The End of the Myth PDF Author: Greg Grandin
Publisher: Metropolitan Books
ISBN: 1250179815
Category : History
Languages : en
Pages : 256

Book Description
WINNER OF THE PULITZER PRIZE A new and eye-opening interpretation of the meaning of the frontier, from early westward expansion to Trump’s border wall. Ever since this nation’s inception, the idea of an open and ever-expanding frontier has been central to American identity. Symbolizing a future of endless promise, it was the foundation of the United States’ belief in itself as an exceptional nation – democratic, individualistic, forward-looking. Today, though, America hasa new symbol: the border wall. In The End of the Myth, acclaimed historian Greg Grandin explores the meaning of the frontier throughout the full sweep of U.S. history – from the American Revolution to the War of 1898, the New Deal to the election of 2016. For centuries, he shows, America’s constant expansion – fighting wars and opening markets – served as a “gate of escape,” helping to deflect domestic political and economic conflicts outward. But this deflection meant that the country’s problems, from racism to inequality, were never confronted directly. And now, the combined catastrophe of the 2008 financial meltdown and our unwinnable wars in the Middle East have slammed this gate shut, bringing political passions that had long been directed elsewhere back home.

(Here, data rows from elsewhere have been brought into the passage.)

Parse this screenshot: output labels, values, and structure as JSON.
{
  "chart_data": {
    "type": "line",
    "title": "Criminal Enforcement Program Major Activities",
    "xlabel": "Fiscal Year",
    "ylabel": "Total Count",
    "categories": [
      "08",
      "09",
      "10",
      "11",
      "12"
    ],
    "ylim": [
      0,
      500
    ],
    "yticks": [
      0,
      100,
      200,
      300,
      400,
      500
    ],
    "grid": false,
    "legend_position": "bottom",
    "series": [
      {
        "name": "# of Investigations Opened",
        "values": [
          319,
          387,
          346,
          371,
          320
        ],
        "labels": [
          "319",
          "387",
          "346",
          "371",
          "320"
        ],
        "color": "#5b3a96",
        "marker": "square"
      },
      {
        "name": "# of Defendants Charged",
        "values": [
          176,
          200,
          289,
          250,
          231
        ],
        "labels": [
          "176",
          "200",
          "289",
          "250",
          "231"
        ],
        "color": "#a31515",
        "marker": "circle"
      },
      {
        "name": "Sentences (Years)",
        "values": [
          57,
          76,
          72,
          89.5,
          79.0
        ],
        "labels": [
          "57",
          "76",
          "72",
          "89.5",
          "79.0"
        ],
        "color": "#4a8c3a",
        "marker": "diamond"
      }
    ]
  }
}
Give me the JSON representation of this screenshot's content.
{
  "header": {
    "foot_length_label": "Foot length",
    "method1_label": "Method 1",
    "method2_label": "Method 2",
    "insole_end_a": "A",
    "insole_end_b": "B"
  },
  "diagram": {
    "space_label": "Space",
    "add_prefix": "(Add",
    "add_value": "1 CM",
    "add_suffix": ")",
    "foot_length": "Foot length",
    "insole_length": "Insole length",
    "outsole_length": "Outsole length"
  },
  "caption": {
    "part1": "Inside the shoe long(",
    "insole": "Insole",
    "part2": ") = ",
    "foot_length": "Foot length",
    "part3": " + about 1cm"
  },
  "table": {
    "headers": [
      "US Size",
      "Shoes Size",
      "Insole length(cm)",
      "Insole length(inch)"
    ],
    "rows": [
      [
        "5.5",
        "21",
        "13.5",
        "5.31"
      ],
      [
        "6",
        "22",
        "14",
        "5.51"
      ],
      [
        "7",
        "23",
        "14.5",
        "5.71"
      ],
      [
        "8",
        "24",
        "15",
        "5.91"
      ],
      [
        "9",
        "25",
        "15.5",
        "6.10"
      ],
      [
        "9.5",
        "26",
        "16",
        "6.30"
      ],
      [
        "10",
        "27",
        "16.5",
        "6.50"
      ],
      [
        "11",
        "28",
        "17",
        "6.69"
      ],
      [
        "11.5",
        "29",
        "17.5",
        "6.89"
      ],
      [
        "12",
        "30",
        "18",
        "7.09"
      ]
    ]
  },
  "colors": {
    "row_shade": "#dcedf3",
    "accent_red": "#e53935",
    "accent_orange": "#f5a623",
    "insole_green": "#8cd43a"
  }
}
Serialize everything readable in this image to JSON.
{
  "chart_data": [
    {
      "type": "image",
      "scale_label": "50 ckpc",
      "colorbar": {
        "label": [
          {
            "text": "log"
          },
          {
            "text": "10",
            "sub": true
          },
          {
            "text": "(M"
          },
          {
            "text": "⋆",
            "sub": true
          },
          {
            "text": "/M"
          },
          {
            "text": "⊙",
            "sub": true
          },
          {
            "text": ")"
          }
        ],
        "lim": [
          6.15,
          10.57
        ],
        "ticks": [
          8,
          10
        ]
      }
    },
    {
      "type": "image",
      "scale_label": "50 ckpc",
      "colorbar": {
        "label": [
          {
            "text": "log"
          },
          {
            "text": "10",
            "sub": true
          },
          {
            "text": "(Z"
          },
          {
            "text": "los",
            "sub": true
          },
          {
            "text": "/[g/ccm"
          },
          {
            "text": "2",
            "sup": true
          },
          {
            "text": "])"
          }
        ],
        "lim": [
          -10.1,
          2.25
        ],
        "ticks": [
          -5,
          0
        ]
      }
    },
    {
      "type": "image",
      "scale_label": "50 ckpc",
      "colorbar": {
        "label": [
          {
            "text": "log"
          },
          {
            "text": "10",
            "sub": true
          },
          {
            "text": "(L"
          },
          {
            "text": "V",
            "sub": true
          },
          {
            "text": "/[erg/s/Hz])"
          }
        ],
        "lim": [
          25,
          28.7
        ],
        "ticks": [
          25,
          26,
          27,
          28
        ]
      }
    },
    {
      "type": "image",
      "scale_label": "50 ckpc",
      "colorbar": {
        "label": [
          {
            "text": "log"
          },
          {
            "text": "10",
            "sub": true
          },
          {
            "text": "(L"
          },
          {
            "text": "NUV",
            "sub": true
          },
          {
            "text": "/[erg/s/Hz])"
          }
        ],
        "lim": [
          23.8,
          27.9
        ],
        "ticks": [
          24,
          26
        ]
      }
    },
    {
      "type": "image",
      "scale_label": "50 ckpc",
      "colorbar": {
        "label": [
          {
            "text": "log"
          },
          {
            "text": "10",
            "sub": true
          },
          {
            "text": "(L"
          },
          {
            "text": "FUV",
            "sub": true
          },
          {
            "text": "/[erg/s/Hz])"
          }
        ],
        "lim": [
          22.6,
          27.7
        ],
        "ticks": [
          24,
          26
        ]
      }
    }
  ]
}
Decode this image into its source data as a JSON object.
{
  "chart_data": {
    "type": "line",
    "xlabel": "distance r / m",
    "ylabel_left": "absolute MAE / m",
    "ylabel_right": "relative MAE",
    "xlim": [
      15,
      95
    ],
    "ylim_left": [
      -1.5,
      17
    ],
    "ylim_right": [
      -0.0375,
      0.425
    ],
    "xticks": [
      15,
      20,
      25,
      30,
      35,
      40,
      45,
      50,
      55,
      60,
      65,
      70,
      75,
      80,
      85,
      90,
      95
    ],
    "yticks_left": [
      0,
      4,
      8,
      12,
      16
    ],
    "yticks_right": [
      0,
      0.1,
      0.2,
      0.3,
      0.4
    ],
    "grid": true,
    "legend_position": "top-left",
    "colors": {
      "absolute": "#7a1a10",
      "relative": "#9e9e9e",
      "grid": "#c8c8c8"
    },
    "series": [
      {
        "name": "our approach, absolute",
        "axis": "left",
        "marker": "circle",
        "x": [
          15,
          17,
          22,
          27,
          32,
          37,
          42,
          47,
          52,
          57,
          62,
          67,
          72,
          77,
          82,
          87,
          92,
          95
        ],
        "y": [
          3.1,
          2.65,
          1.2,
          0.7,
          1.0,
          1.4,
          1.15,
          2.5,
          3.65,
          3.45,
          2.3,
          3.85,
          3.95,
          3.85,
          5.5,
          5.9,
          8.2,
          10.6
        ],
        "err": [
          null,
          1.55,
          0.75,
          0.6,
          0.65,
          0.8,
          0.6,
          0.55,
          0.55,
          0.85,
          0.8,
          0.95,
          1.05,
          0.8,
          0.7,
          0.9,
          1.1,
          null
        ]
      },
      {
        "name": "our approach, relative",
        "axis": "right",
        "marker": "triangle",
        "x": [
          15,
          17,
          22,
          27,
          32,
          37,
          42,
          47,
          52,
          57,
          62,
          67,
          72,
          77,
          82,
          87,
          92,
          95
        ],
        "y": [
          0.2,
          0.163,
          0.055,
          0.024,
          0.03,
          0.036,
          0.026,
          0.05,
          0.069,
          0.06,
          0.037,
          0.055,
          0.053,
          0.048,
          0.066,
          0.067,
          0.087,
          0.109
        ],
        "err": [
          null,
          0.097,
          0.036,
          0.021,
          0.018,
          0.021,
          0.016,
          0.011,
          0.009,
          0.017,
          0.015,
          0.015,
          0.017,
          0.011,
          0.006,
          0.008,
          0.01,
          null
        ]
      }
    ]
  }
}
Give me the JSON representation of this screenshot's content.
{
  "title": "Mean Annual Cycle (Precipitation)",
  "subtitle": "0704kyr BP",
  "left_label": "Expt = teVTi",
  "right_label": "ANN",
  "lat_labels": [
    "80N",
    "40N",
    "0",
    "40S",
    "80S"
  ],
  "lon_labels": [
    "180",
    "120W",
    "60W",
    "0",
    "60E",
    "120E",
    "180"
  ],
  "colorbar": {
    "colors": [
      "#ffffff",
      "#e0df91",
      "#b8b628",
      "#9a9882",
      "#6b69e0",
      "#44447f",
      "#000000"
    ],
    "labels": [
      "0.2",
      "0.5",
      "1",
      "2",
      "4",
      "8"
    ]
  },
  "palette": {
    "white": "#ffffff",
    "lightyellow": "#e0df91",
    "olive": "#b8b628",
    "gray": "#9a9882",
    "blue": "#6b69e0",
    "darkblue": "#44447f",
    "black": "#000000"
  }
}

It is this new reality, Grandin says, that explains the rise of reactionary populism and racist nationalism, the extreme anger and polarization that catapulted Trump to the presidency. The border wall may or may not be built, but it will survive as a rallying point, an allegorical tombstone marking the end of American exceptionalism.
Proudly powered by WordPress | Theme: Rits Blog by Crimson Themes.